The San Francisco consulting firm now expects total shipment demand of 16.3 GW this year; a significant increase from its previous estimate of 15.2 GW, and more than double the 2009 consensus figure of just over 7 GW.
With cuts to incentivizing feed-in tariffs in some key markets coming up in January, the closing quarter of the year has seen the expected rush in demand, with Solarbuzz president Craig Stevens forecasting fourth-quarter shipments of 5.7 GW – up from 4.0 GW in the third quarter.
Despite the reduced support from central governments in Germany, France and the Czech Republic next year, Stevens is still expecting total market growth of 25% in 2011. The reason for that confidence is the continued expansion of other markets, in particular Italy, the US, Canada, China and smaller emerging geographies.
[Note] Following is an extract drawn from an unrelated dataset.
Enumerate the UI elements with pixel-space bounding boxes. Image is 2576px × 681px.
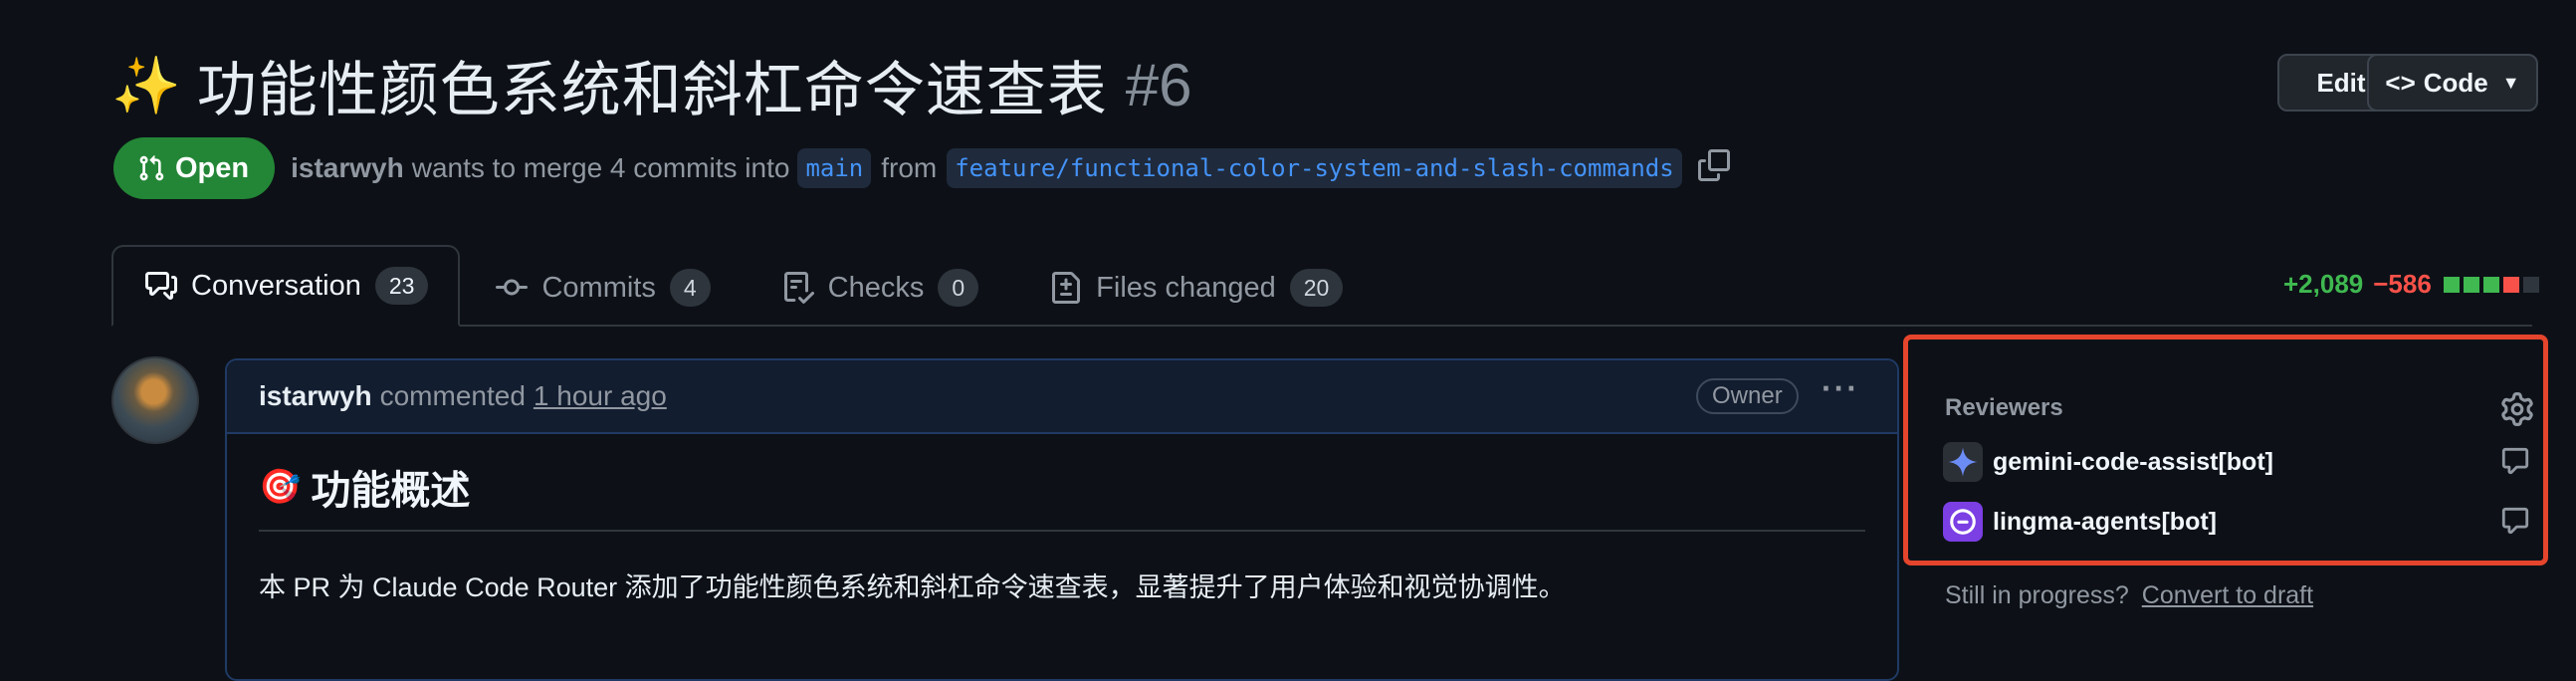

In the US, installations are expected to double year-on-year to about 2 GW in 2011.
The global expansion will in part be driven by another sharp drop in the price of solar modules, which will be caused by excess inventory in the supply chain in the first quarter of 2011. “Wholesalers in Germany will defer purchases in the early months of 2011, until they start to see improving price offers from module suppliers,” Stevens predicted.
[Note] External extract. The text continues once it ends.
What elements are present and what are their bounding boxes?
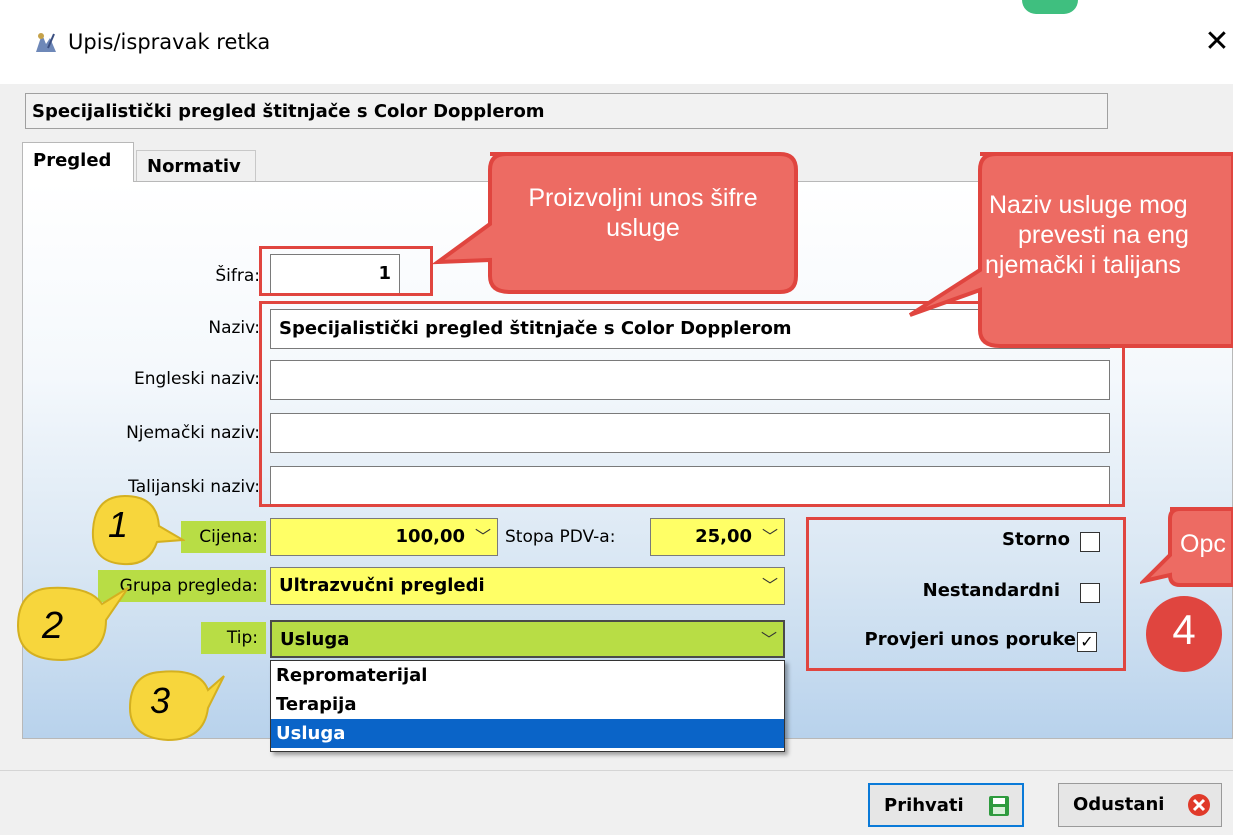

“However, more competitive pricing will emerge during the second quarter that will be sufficient to re-stimulate that market during the second half of the year.”
Excess supply
Because of that excess production, module prices are expected to decline by about 15% between now and the fourth quarter of 2011, Stevens says, driven largely by the fast-growing low-cost producers based in Asia.
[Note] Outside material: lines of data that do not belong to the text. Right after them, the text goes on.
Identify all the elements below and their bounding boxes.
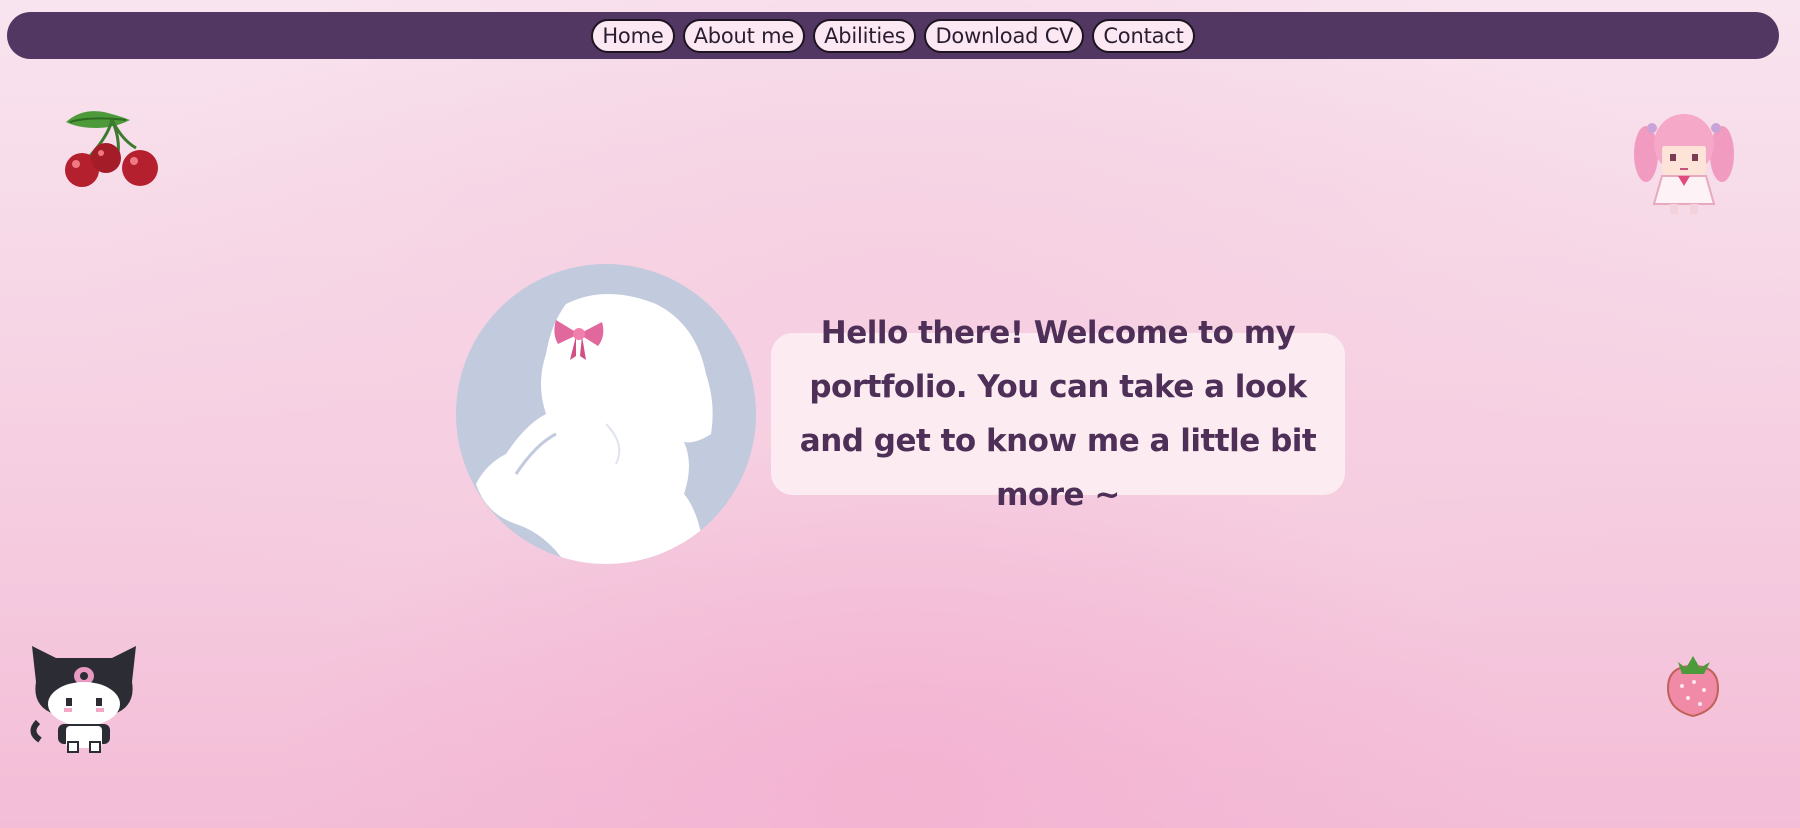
nav-contact-button[interactable]: Contact [1092, 18, 1195, 53]
nav-about-button[interactable]: About me [682, 18, 806, 53]
cherries-icon [65, 111, 158, 187]
nav-abilities-button[interactable]: Abilities [813, 18, 917, 53]
bow-icon [554, 320, 604, 360]
nav-home-button[interactable]: Home [591, 18, 675, 53]
nav-download-cv-button[interactable]: Download CV [924, 18, 1085, 53]
welcome-message: Hello there! Welcome to my portfolio. Yo… [771, 315, 1345, 513]
kuromi-icon [30, 646, 136, 753]
pink-haired-girl-icon [1634, 114, 1734, 214]
profile-avatar [456, 264, 756, 564]
top-navbar: Home About me Abilities Download CV Cont… [7, 12, 1779, 59]
strawberry-icon [1666, 656, 1720, 718]
welcome-text: Hello there! Welcome to my portfolio. Yo… [799, 315, 1317, 513]
silhouette-image [476, 294, 713, 564]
Of the 12 leading solar cell manufacturers, seven saw their shipments more than double between Q3 2009 and Q3 2010, according to the Solarbuzz data. Taiwan-based Motech registered the most rapid growth, of 157%, while the more established First Solar showed the slowest growth of “only” 21% year-on-year.
Eight of those 12 leading cell manufacturers are based in either Taiwan or China, the exceptions being First Solar, Germany-based Q-Cells, and the Japanese companies Sharp and Kyocera. Chinese manufacturers accounted for two-thirds of global solar cell production in the third quarter of 2010, with JA Solar and Suntech leading the way.
While Europe will remain the largest market for photovoltaic products in 2011, with demand increasing only slightly to around 13 GW, the rest of the world will for the first time begin to catch up – largely because of the slow-down in the dominant German market.
Recent announcements by some of the leading cell suppliers have demonstrated widespread expectation of a growing market in 2011, despite the expected supply glut in the early part of the year. Suntech said in early December that it expected to ship in the region of 2.2 GW worth of solar products in calendar 2011 – up from 1.5 GW this year and equivalent to around 10% of the anticipated global market. The Chinese company is establishing a new joint venture company to operate a 1.2 GW capacity PV facility in Wuxi, with production due to be ramped in two 600 MW stages in 2011 and then 2012.
Back in November, JA Solar said that it had secured an additional 600 MW of orders due for shipment in 2011, citing strong momentum across the industry.